2019年12月31日火曜日

2019.12.30 アーベント・フィルハーモニカー 第22回定期演奏会

国立オリンピック記念青少年総合センター 大ホール

● 今日もオリンピック記念青少年総合センター。アーベント・フィルハーモニカーの定演を聴くため。さすがにこの時期に演奏会を開く楽団はかなり少なくなるようで,オケ専でチェックすると,他にはないようだった。
 せっかく東京にいるんだから,聴けるものは聴いておきたいというスケベ根性もあって,再びこの場所にやってきたというわけだった。

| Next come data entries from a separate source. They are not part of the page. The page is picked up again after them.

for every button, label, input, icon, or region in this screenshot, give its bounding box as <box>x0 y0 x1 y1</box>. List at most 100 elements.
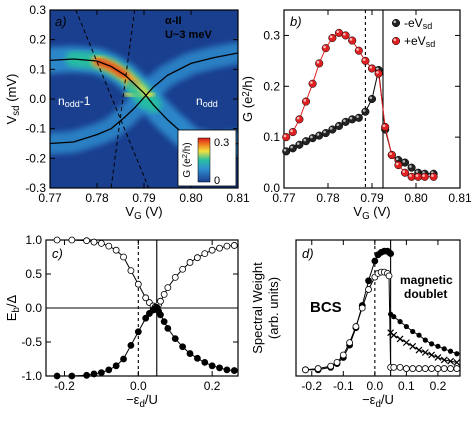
panel-b-point-highlight <box>310 81 313 84</box>
panel-d-point <box>429 341 435 347</box>
panel-d-point <box>447 357 454 365</box>
panel-c-point <box>208 362 216 370</box>
panel-d-point <box>415 346 423 354</box>
panel-a-ytick-label: 0.0 <box>29 92 46 106</box>
panel-b-point-highlight <box>402 160 406 163</box>
panel-a-xtick-label: 0.80 <box>179 191 203 205</box>
panel-b-point <box>381 122 390 132</box>
annotation-alpha: α-II <box>165 15 182 27</box>
legend-entry: +eVsd <box>404 34 435 49</box>
panel-b-xtick-label: 0.77 <box>272 191 296 205</box>
panel-c-point <box>90 370 98 378</box>
panel-c-point <box>186 350 194 357</box>
panel-b-point-highlight <box>382 124 386 128</box>
dashed-line <box>110 10 136 188</box>
panel-c-point <box>97 239 105 247</box>
panel-b-point <box>328 33 337 43</box>
panel-c-point <box>201 358 209 366</box>
panel-a-xtick-label: 0.77 <box>38 191 62 205</box>
panel-c-point <box>83 371 91 379</box>
panel-b-point <box>394 161 403 170</box>
panel-d-point <box>435 343 441 349</box>
panel-b-ytick-label: 0.2 <box>263 79 280 93</box>
panel-d-point <box>440 356 448 364</box>
panel-a-ytick-label: 0.3 <box>29 3 46 17</box>
panel-d-point <box>391 314 397 320</box>
panel-d-point <box>428 351 436 359</box>
panel-d-point <box>402 339 410 347</box>
panel-d-point <box>358 304 366 312</box>
legend-marker <box>391 36 401 46</box>
panel-c-ylabel: Eb/Δ <box>4 294 22 321</box>
panel-d-point <box>314 365 322 372</box>
panel-b-point-highlight <box>303 138 307 142</box>
panel-a-label: a) <box>55 14 67 29</box>
panel-c-point <box>134 328 142 336</box>
panel-c-xtick-label: -0.2 <box>54 379 75 393</box>
panel-c-ytick-label: 1.0 <box>25 233 42 247</box>
panel-d-xlabel: −εd/U <box>362 392 394 410</box>
panel-d-point <box>409 342 417 350</box>
panel-d-point <box>302 366 309 374</box>
panel-b-label: b) <box>290 14 302 29</box>
panel-b-point-highlight <box>415 170 419 173</box>
panel-d-point <box>440 365 448 372</box>
panel-c-point <box>160 318 168 326</box>
panel-b-xlabel: VG (V) <box>353 204 390 222</box>
panel-b-point-highlight <box>415 174 419 177</box>
panel-c-label: c) <box>52 246 63 261</box>
panel-c-point <box>97 369 105 377</box>
panel-b-point <box>387 150 396 159</box>
panel-b-point-highlight <box>362 109 366 112</box>
panel-d-point <box>396 363 404 371</box>
panel-c-point <box>201 250 209 258</box>
panel-c-point <box>142 314 150 322</box>
panel-b-xtick-label: 0.78 <box>316 191 340 205</box>
panel-b-point-highlight <box>369 96 373 100</box>
panel-b-point <box>315 59 324 68</box>
panel-a-ytick-label: -0.2 <box>25 151 46 165</box>
panel-d-point <box>333 358 341 366</box>
panel-a-ytick-label: -0.1 <box>25 122 46 136</box>
panel-d-xtick-label: -0.2 <box>301 379 322 393</box>
panel-c-point <box>68 236 76 244</box>
panel-d-point <box>390 331 398 339</box>
panel-b-point-highlight <box>336 30 340 33</box>
panel-b-point-highlight <box>422 174 425 177</box>
panel-b-point <box>321 44 330 53</box>
panel-b-point <box>334 121 344 131</box>
panel-c-point <box>90 238 98 246</box>
panel-b-point <box>348 115 357 124</box>
panel-a-xlabel: VG (V) <box>125 204 162 222</box>
panel-d-point <box>327 362 335 370</box>
panel-c-point <box>164 324 172 332</box>
colorbar-tick-max: 0.3 <box>214 137 229 149</box>
legend-marker-highlight <box>393 20 397 24</box>
panel-d-point <box>434 365 442 372</box>
panel-d-label: d) <box>302 246 314 261</box>
panel-b-point <box>367 64 377 73</box>
annotation-nodd-1: nodd-1 <box>58 94 91 109</box>
panel-d-point <box>434 354 442 361</box>
panel-b-point <box>301 97 311 106</box>
panel-c-point <box>223 242 231 250</box>
panel-b-point-highlight <box>349 116 353 120</box>
panel-a-ylabel: Vsd (mV) <box>4 74 22 125</box>
panel-a-ytick-label: 0.2 <box>29 33 46 47</box>
panel-d-point <box>428 365 436 372</box>
panel-b-point <box>348 36 357 45</box>
ridge-line <box>50 52 238 145</box>
panel-d-point <box>352 323 360 330</box>
panel-d-point <box>415 365 423 372</box>
panel-b-point-highlight <box>376 71 379 74</box>
panel-b-point-highlight <box>296 142 300 145</box>
panel-c-point <box>216 364 223 372</box>
panel-b-point <box>361 107 370 116</box>
panel-b-point-highlight <box>369 65 373 69</box>
panel-c-point <box>157 297 164 305</box>
panel-d-point <box>339 351 347 359</box>
panel-b-point <box>400 168 410 177</box>
panel-c-ytick-label: 0.5 <box>25 267 42 281</box>
annotation-nodd: nodd <box>196 94 218 109</box>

● 開演は午後2時半。入場無料。曲目は次のとおり。大曲を2つ。
 ムソルグスキー(ラヴェル編) 組曲「展覧会の絵」
 ラフマニノフ 交響曲第2番

● 特筆すべきは,無人改札だったこと。入場ゲート(?)に誰もいない。テーブルに1枚紙のプログラムが置いてある。入場者はそれを勝手に取って,ホールに入る。
 その1枚紙も途中でなくなってしまって,たぶん過半の人は空身で着座したのではないか。ぼくもその口だけども,それで何か困ることがあるかといえば,特にない。
 ともかく,この割り切りには好感が持てる。

● この楽団のサイトの自己紹介(?)によると「アーベント・フィルハーモニカーは,プロフェッショナルな演奏家とアマチュア愛好家の協力による,新しいコンセプトのオーケストラとして2012年12月に第1回演奏会を開催。マーラーの交響曲をレパートリーの中心として、年3~4回の演奏会を行っており,短期間の集中リハーサルと低経費による運営によって注目を集め,新たな聴衆の拡大を目標としている」とあるのだが,なるほど無人改札も“低経費による運営”の一環であったか。

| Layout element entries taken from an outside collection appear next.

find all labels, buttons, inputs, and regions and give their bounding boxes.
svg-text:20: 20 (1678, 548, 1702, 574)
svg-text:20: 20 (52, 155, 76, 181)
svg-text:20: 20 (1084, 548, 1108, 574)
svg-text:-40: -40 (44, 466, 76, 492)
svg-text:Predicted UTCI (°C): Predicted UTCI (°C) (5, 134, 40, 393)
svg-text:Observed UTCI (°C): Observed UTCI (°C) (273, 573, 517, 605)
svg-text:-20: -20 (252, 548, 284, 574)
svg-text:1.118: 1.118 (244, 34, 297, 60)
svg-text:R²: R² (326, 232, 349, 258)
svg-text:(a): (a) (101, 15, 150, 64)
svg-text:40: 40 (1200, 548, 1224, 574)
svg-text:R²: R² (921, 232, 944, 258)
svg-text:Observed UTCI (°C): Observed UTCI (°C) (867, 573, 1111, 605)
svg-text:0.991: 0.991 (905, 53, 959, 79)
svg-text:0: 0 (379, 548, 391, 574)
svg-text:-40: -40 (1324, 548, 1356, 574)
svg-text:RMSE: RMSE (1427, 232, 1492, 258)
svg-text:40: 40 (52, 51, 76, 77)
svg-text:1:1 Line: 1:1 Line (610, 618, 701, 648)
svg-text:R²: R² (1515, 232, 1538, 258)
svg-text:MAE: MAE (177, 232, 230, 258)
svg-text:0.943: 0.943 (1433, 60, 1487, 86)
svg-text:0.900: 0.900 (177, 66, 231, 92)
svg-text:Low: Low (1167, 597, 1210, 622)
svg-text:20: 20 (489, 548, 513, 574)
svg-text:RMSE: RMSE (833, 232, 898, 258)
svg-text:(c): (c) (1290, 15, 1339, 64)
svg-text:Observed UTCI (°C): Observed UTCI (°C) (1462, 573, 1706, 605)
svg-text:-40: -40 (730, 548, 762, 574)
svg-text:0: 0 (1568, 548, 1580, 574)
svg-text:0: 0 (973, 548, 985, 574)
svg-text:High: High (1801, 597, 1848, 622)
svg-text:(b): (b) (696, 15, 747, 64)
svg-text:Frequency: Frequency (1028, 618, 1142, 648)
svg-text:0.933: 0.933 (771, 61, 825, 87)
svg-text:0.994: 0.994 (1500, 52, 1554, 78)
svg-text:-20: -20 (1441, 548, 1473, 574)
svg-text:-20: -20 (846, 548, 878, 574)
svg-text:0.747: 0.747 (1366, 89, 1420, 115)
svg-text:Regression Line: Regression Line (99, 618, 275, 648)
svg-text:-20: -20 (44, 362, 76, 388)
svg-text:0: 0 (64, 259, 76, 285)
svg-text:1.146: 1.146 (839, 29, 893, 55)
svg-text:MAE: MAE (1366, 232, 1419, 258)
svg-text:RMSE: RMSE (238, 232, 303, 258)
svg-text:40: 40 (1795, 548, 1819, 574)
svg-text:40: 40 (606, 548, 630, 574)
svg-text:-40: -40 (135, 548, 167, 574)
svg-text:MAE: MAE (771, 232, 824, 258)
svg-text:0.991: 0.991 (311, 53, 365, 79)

● 指揮は小柳英之さん。彼がこの楽団の創設者のようにもサイトでは読めるのだが,確かなことはわからない。これはわかる必要もない事柄に属するのだが,上の紹介文で“新しいコンセプトのオーケストラ”とあるところ,どこがどんな風に新しいのかがよくわからない。ここはもう少し具体的に説明して欲しいという気がする。
 演奏を聴いても,このオーケストラの“コンセプト”が那辺にあるのかよくわからなかったので。

● 「展覧会の絵」はおどろおどろしいというか。小さい子供が聴いたら怖くて泣きだすのではないかと思うような。カラヤンのCDで聴くのとはだいぶ印象が違う。
 どちらがいいかというテーゼは成立しない。どちらを好むかの問題になる。問題は,この楽団のこの演奏はこの1回しか聴く機会がないと思われることだ。

● ラフマニノフの2番も金管の存在感が強調されていた印象。金管の強調はロシアの代名詞的なところがあるのかもしれないのだが,ラフマニノフはその意味でのロシア臭が薄い作曲家だと思っていた。
 ところがどうして。そのことを教えてもらえたっていうかね。

● 明日は大晦日だ。そういう日に演奏会を設定する楽団もあれば,それを聴きに来るお客さんもこれだけいる。
 年末といい,正月といっても,要は365日の中の1日にすぎない。特別感は薄れているんでしょう。
 ぼく一個を取ってみても,年末だからといって何をするわけでもなく,こうして東京をふらふらしている。正月も同様だ。普段と違うことをするわけではない。要するに,休日だというだけ。
 大雑把にいうと,年末年始は旅行に行く日になった。旅行が年末年始の風俗を駆逐した。百貨店もスーパーもコンビニも飲食店もホテルも3が日は休むということになると,その不便さに強制されて何か新しいものが生まれてくるんじゃないかと思ったりもするのだが,そんなことが起こるはずはない。

● というようなことをぼんやり考えながら,代々木公園駅に向けてトボトボと歩みを進めたのでありました。その歩みの先には快適極まるホテルが待っている。そういうもので年末年始は埋め尽くされてしまう。
 ホテルが快適極まるのは年末年始に限らないわけだから,年末年始はやはり365日の中に埋もれてしまっているのだと思うほかはない。そういうことも考えさせてくれる演奏会だった。